Biography of Rohan Pavuluri, founder of Upsolve and CBO at Speechify

Rohan Pavuluri is an American entrepreneur. He is the co-founder and former CEO of Upsolve, a nonprofit organization that helps low-income Americans file for bankruptcy, and the Chief Business Officer at Speechify.

== Early life and education ==
Raised in the North Side of Chicago, Illinois, Pavuluri attended Phillips Exeter Academy for high school. He graduated from Harvard University in 2018 with a bachelor's degree in statistics.

== Career ==

=== Upsolve ===
As an undergraduate art Harvard, Pavuluri conducted research in the Harvard Law School Access to Justice Lab, working on self-help packets for people to file for bankruptcy on their own. During his sophomore year, Pavuluri explored the concept of an online web application that could help low-income families through the bankruptcy process for free. His pitch for this idea received a $10,000 prize from the i3 Innovation Challenge and additional grants from the Harvard Institute of Politics and Harvard Center for Public Interest.

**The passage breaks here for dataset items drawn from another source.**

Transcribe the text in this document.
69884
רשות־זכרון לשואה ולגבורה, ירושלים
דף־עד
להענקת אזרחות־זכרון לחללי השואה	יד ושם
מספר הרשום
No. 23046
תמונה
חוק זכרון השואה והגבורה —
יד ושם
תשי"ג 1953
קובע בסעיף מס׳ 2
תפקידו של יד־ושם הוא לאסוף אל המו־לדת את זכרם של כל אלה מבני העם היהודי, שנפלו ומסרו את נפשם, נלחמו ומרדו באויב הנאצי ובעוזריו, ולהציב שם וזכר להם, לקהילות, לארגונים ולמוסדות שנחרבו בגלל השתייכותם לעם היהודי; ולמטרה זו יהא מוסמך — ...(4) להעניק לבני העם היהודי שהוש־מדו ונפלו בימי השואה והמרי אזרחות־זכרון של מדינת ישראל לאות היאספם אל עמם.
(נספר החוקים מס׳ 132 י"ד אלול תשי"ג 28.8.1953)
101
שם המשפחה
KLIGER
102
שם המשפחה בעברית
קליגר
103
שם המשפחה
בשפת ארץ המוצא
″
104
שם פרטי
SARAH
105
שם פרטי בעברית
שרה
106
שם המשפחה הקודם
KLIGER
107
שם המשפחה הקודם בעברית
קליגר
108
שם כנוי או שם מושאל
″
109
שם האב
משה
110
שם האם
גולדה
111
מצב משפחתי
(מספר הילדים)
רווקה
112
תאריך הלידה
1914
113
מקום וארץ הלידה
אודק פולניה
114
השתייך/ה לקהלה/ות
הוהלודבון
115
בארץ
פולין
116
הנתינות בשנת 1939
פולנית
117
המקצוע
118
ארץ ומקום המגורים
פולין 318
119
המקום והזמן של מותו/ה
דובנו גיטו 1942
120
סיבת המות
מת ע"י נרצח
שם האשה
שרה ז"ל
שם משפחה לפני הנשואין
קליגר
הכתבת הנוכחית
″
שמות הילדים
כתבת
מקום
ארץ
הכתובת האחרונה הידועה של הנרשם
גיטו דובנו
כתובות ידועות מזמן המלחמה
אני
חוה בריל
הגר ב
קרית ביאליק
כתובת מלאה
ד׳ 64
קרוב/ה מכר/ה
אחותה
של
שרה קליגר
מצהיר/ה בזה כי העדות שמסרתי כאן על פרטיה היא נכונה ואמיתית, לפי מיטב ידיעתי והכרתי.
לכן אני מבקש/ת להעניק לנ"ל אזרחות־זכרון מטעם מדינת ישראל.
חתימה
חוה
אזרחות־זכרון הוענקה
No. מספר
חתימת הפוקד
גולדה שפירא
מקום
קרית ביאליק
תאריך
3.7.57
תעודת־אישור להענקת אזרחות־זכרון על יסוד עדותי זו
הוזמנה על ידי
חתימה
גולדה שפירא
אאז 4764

Pavuluri later moved to Brooklyn, where the Robin Hood Foundation had offered him a free desk and mentorship. He conducted research at the Bankruptcy Court for the Eastern District of New York, where he met bankruptcy attorney Jonathan Petts. In 2016, Pavuluri co-founded Upsolve with Petts.

For his work on Upsolve, Pavuluri was included in the TIME100 Next 2021 List in the Innovators category. In 2022, Pavuluri received the Alli Gerkman Legal Visionary Award from the University of Denver's Institute for the Advancement of the American Legal System (IAALS), which recognizes early-career leaders working to reform the legal system.

Other Work

Pavuluri was the Board Director at the National Access to Justice Center at Fordham Law School and was a member of the Civil Justice for All Project of the American Academy of Arts and Sciences. He is a TED Fellow.

In 2022, Pavuluri joined Speechify, where he is the Chief Business Officer. He also is the volunteer board chair of Upsolve.